HER YIL 300 BİN İLE 600 BİN KİŞİ ETKİLENİYOR
Virüslerin genelde öksürük veya hapşırma yoluyla yayıldığını, bazen kirli bir yüzeye dokunduktan sonra ağzına veya burnuna dokunan bir insanın da enfeksiyondan etkilenebildiğini hatırlatan Op. Dr.

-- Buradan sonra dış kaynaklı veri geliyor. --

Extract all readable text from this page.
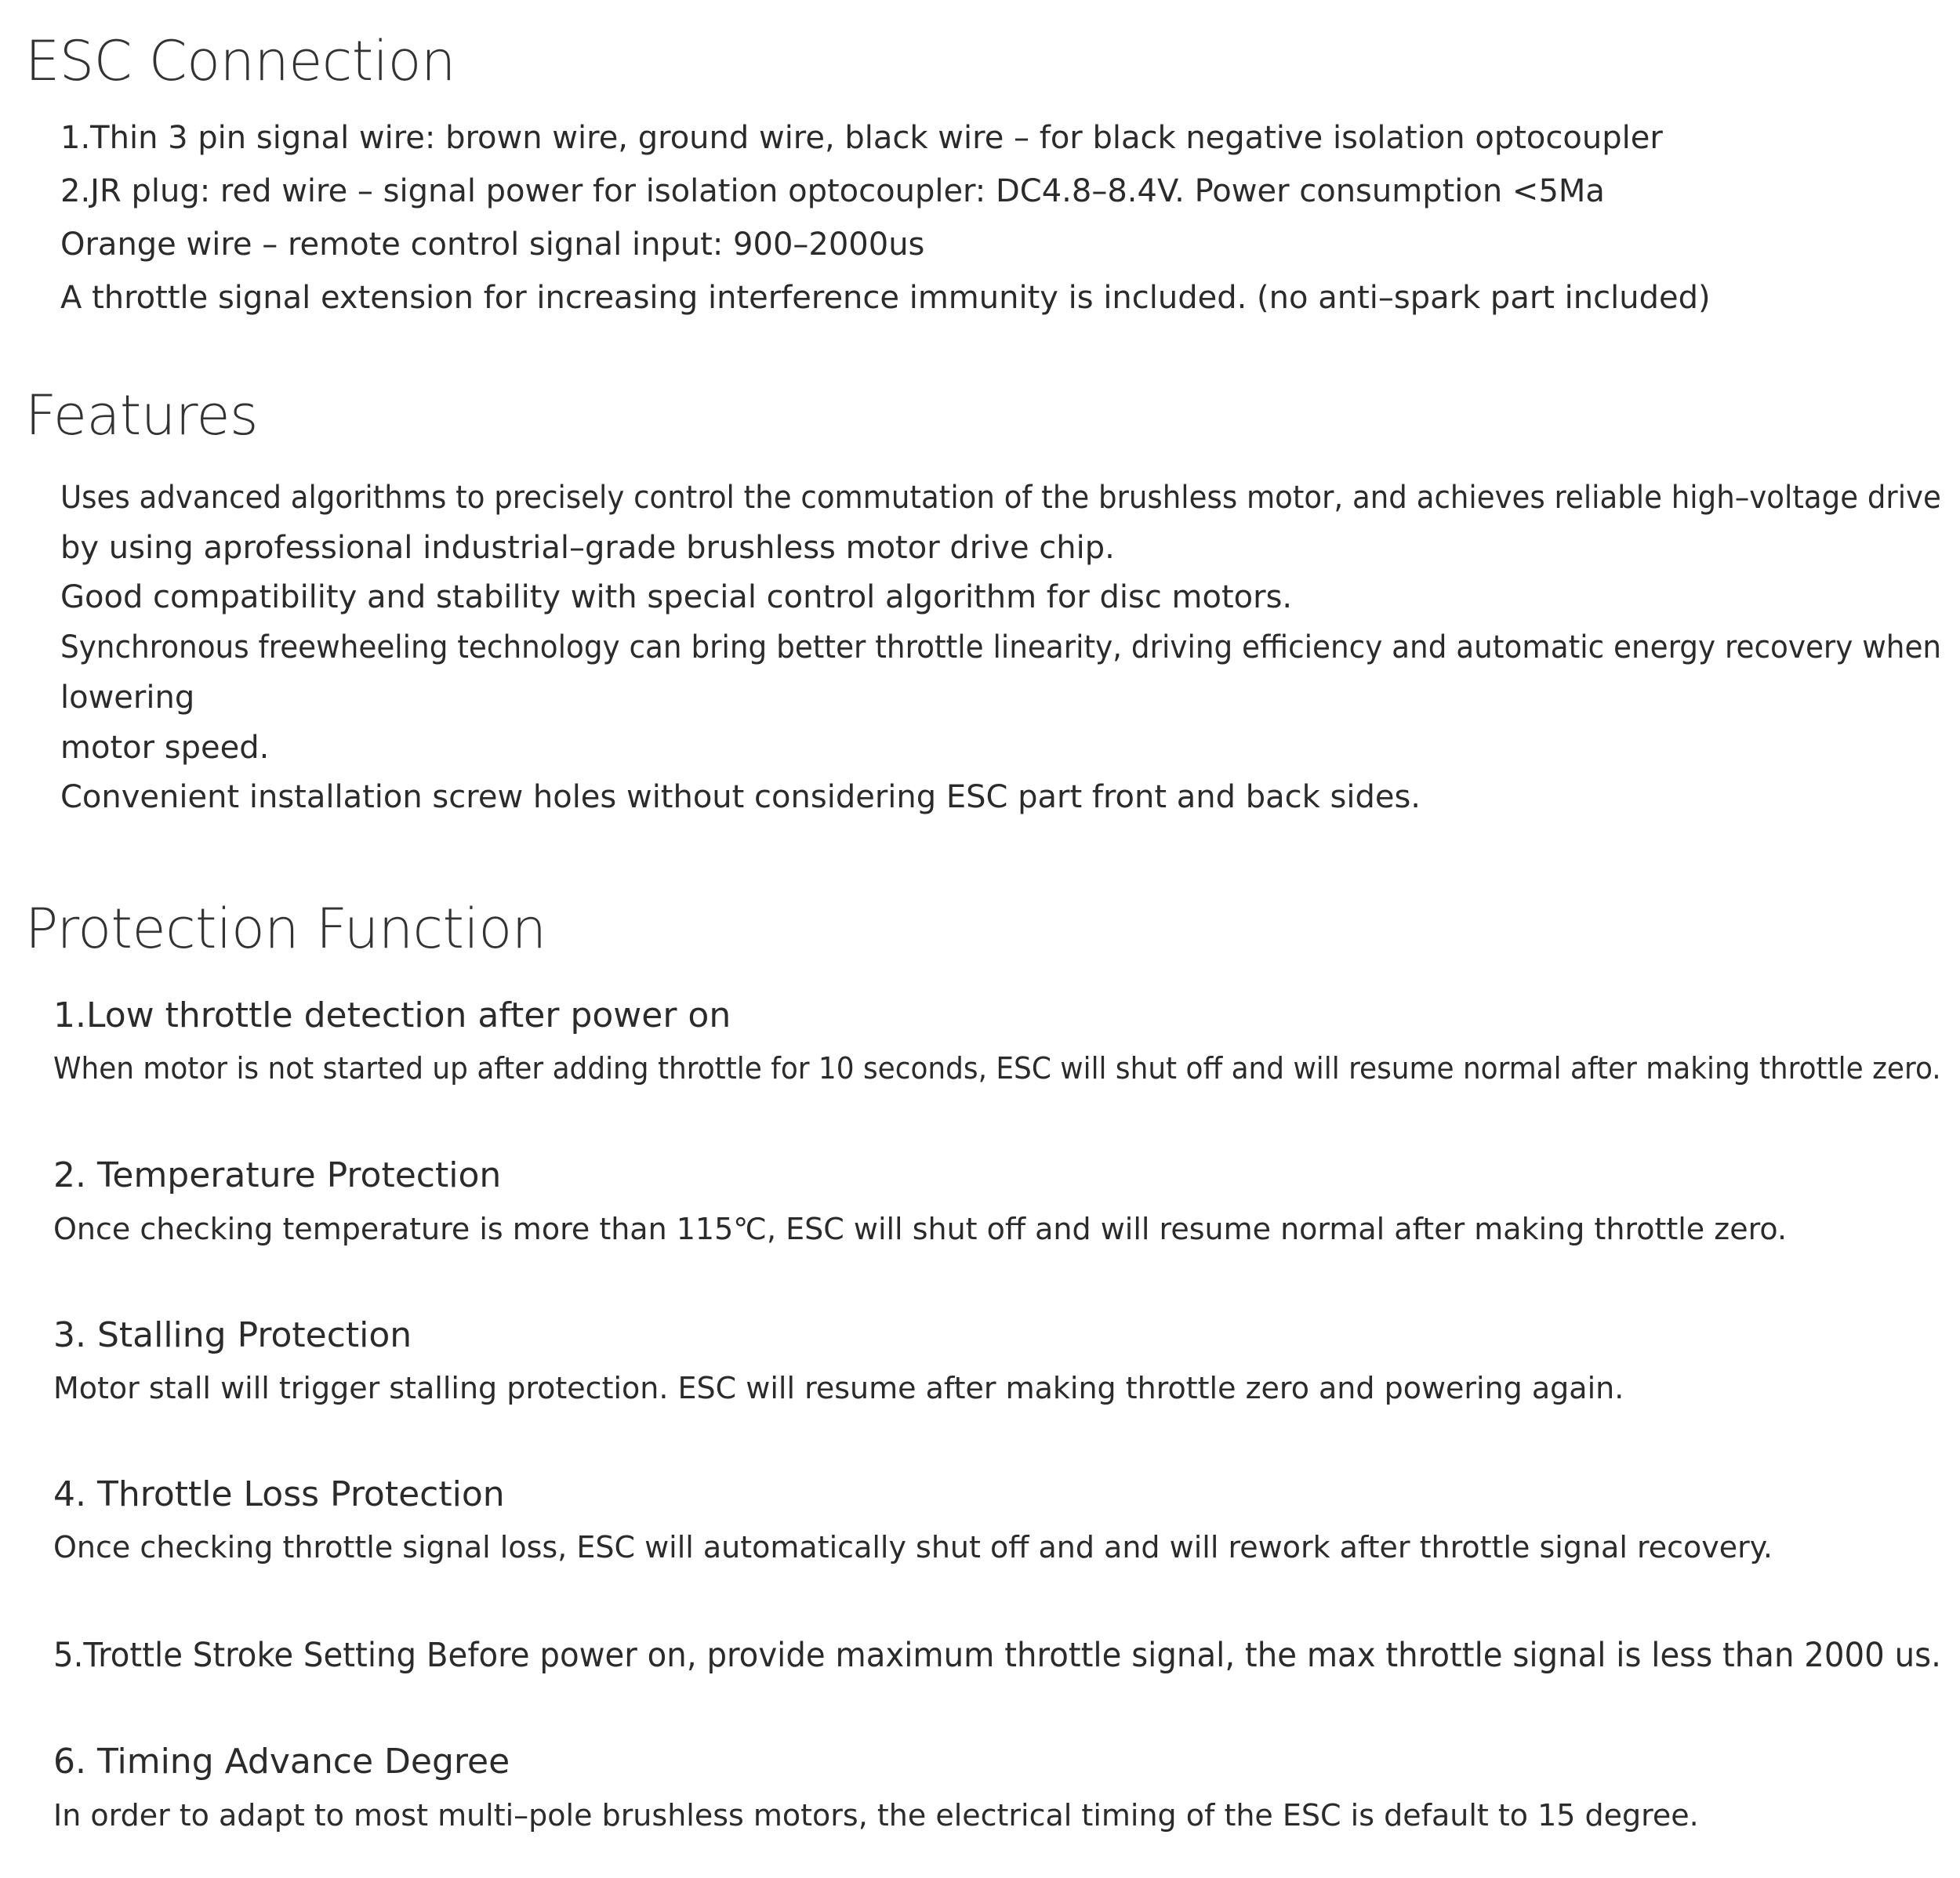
ESC Connection

1.Thin 3 pin signal wire: brown wire, ground wire, black wire – for black negative isolation optocoupler

2.JR plug: red wire – signal power for isolation optocoupler: DC4.8–8.4V. Power consumption <5Ma

Orange wire – remote control signal input: 900–2000us

A throttle signal extension for increasing interference immunity is included. (no anti–spark part included)

Features

Uses advanced algorithms to precisely control the commutation of the brushless motor, and achieves reliable high–voltage drive

by using aprofessional industrial–grade brushless motor drive chip.

Good compatibility and stability with special control algorithm for disc motors.

Synchronous freewheeling technology can bring better throttle linearity, driving efficiency and automatic energy recovery when

lowering

motor speed.

Convenient installation screw holes without considering ESC part front and back sides.

Protection Function

1.Low throttle detection after power on

When motor is not started up after adding throttle for 10 seconds, ESC will shut off and will resume normal after making throttle zero.

2. Temperature Protection

Once checking temperature is more than 115℃, ESC will shut off and will resume normal after making throttle zero.

3. Stalling Protection

Motor stall will trigger stalling protection. ESC will resume after making throttle zero and powering again.

4. Throttle Loss Protection

Once checking throttle signal loss, ESC will automatically shut off and and will rework after throttle signal recovery.

5.Trottle Stroke Setting Before power on, provide maximum throttle signal, the max throttle signal is less than 2000 us.

6. Timing Advance Degree

In order to adapt to most multi–pole brushless motors, the electrical timing of the ESC is default to 15 degree.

Remzi Tınazlı, sağlıklı yetişkinlerin belirtiler gelişmeden bir gün içinde, yani hasta olduğunu bilmeden önce hastalığı başkalarına bulaştırabildiğini, hasta olduktan sonra ise yedi güne kadar bulaşıcı olmaya devam edebildiğini söyledi.
“Gribal enfeksiyonlar sadece belirli bir alanda veya dünya çapında salgınlara neden olabilir” diyen Op. Dr. Remzi Tınazlı, “Kış salgılarının her yıl 300 bin ile 600 bin kişiyi etkilediği, yaklaşık 200 bin kişinin ise hastaneye kaldırıldığı ve 3 bin ile 49 bin arasında kişinin öldüğü yapılan araştırmalarla bilinmektedir” açıklamasında bulundu.
“GRİBE KARŞI KORUNMAK İÇİN EN İYİ YOL AŞI YAPTIRMAK”
Gribe karşı korumanın en iyi yollarından birinin her yıl aşı yaptırmak olduğunu belirten Op. Dr. Remzi Tınazlı, gribal enfeksiyon aşısının İnfluenza H3N2, İnfluenza H1N2 ve B virüsünden oluşan üç influenza virüsünü içerdiğini bildirdi. Korumanın, aşı yapıldıktan yaklaşık 2 hafta sonra başladığını, tavuk yumurtasına karşı şiddetli alerjisi olanlar, geçmişte gribal enfeksiyon aşısına vücudu şiddetli tepki gösterenler, gribal enfeksiyon aşısı alındıktan sonra 6 hafta içinde Guillain Barre Sendromu gelişen bireyler ve 6 aylıktan küçük çocuklar için gribal enfeksiyon aşısı öncesi bir doktora başvurulması gerektiğini ifade eden Op. Dr. Remzi Tınazlı, orta ve şiddetli ateş ile hastalık geçiren tüm bireylerin aşı olmadan önce düzelene kadar beklemesi gerektiğini de ifade etti.